21 de enero: Santa Inés, patrona de las mujeres jóvenes y de las novias

OFICINA CENTRAL, 21 de enero. 21 / 05:00 am (ACI).- El 21 de enero se festeja la Fiesta de Santa Inés, patrona de las niñas, novias, futuras novias, pureza y jardineras. En relación con el santo, brotó la costumbre de los corderos blancos, cuya lana se usa para confeccionar los pabellones de los arzobispos.

Su nombre en latín es “Agnes”, asociado a “agnus”, que significa cordero. Según la historia más conocida, Santa Inés era una hermosa joven, rica y buscada por varios nobles romanos. Ella no aceptó ninguno, exponiendo que se encontraba comprometida con Cristo. Conque la acusaron de ser cristiana.

La llevaron a un burdel, pero los ángeles y las señales celestiales la resguardaron. Así que la pusieron en un fuego que no la quemó. Al final, fue decapitada en el año 304.

Constantina, la hija del emperador Constantino, edificó una basílica encargada de ella en Vía Nomentana y su celebración empezó a festejarse en la época del siglo IV.

En el tratado de San Ambrosio sobre las vírgenes, leemos que por tradición se sabe que Santa Inés murió a la edad de doce años. Antes de su calvario, continuó “inalterable mientras que era arrastrada por pesadas y chirriantes cadenas”.

“Aún no era bastante mayor para ser sentenciada, pero ahora se encontraba madura para la victoria… Así, una pequeña podía ofrecer fe en las cosas de Dios que legalmente era incapaz de dar fe en las cosas humanas, pues el Autor de la naturaleza puede haz que sean superadas las leyes naturales”, dijo Beato Ambrósio.

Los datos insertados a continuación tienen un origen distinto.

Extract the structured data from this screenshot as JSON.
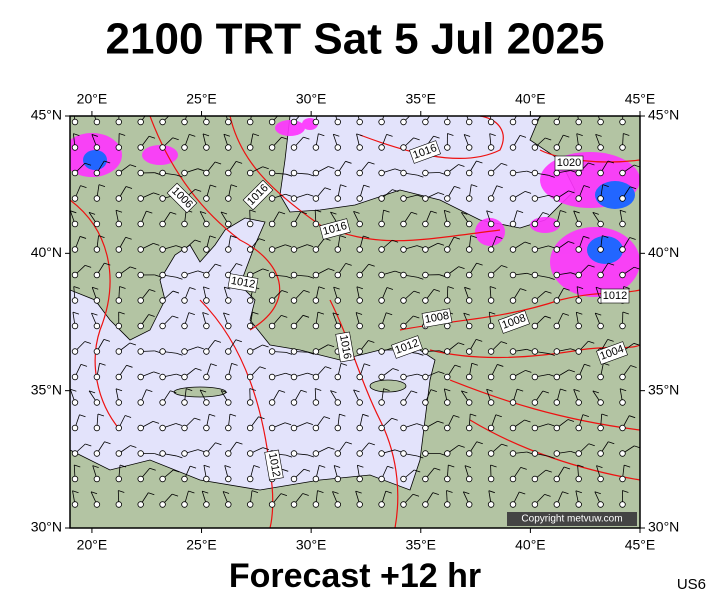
{
  "title": "2100 TRT Sat 5 Jul 2025",
  "map": {
    "xlim": [
      19,
      45
    ],
    "ylim": [
      30,
      45
    ],
    "lon_ticks": [
      {
        "value": 20,
        "label": "20°E"
      },
      {
        "value": 25,
        "label": "25°E"
      },
      {
        "value": 30,
        "label": "30°E"
      },
      {
        "value": 35,
        "label": "35°E"
      },
      {
        "value": 40,
        "label": "40°E"
      },
      {
        "value": 45,
        "label": "45°E"
      }
    ],
    "lat_ticks": [
      {
        "value": 45,
        "label": "45°N"
      },
      {
        "value": 40,
        "label": "40°N"
      },
      {
        "value": 35,
        "label": "35°N"
      },
      {
        "value": 30,
        "label": "30°N"
      }
    ],
    "isobar_labels": [
      1016,
      1006,
      1016,
      1016,
      1012,
      1008,
      1008,
      1016,
      1012,
      1020,
      1012,
      1004,
      1012
    ],
    "copyright": "Copyright metvuw.com"
  },
  "footer": "Forecast +12 hr",
  "code": "US6"
}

Se dice que el verdugo logró todo lo que es posible por asustarla y atraerla con halagos por el hecho de que varios deseaban casarse con ella, pero Santa Inés respondió: “Sería un insulto para mi Marido aguardar a conocer si me agrada otro; Él me eligió primero, Él me va a tener. ¿Qué esperas, verdugo, para dar el golpe? Muere el cuerpo que puede ser amado con ojos que no quiero.

La santa oró y también inclinó el cuello ante el verdugo, que agitaba la mano derecha para asestar el golpe, pero ella continuó sosiega. “Sobre solo una víctima sucedió un doble calvario: el de la castidad y el de la fe. Continuó virgen y obtuvo la gloria del martirio”, concluye san Ambrosio.

Santa Inés se representa como una niña o joven orante, con una diadema en la cabeza y una suerte de estola sobre los hombros, en referencia al palio. La acompaña un cordero a sus pies o en sus brazos y está rodeada de una pira, espada, palma y lirios.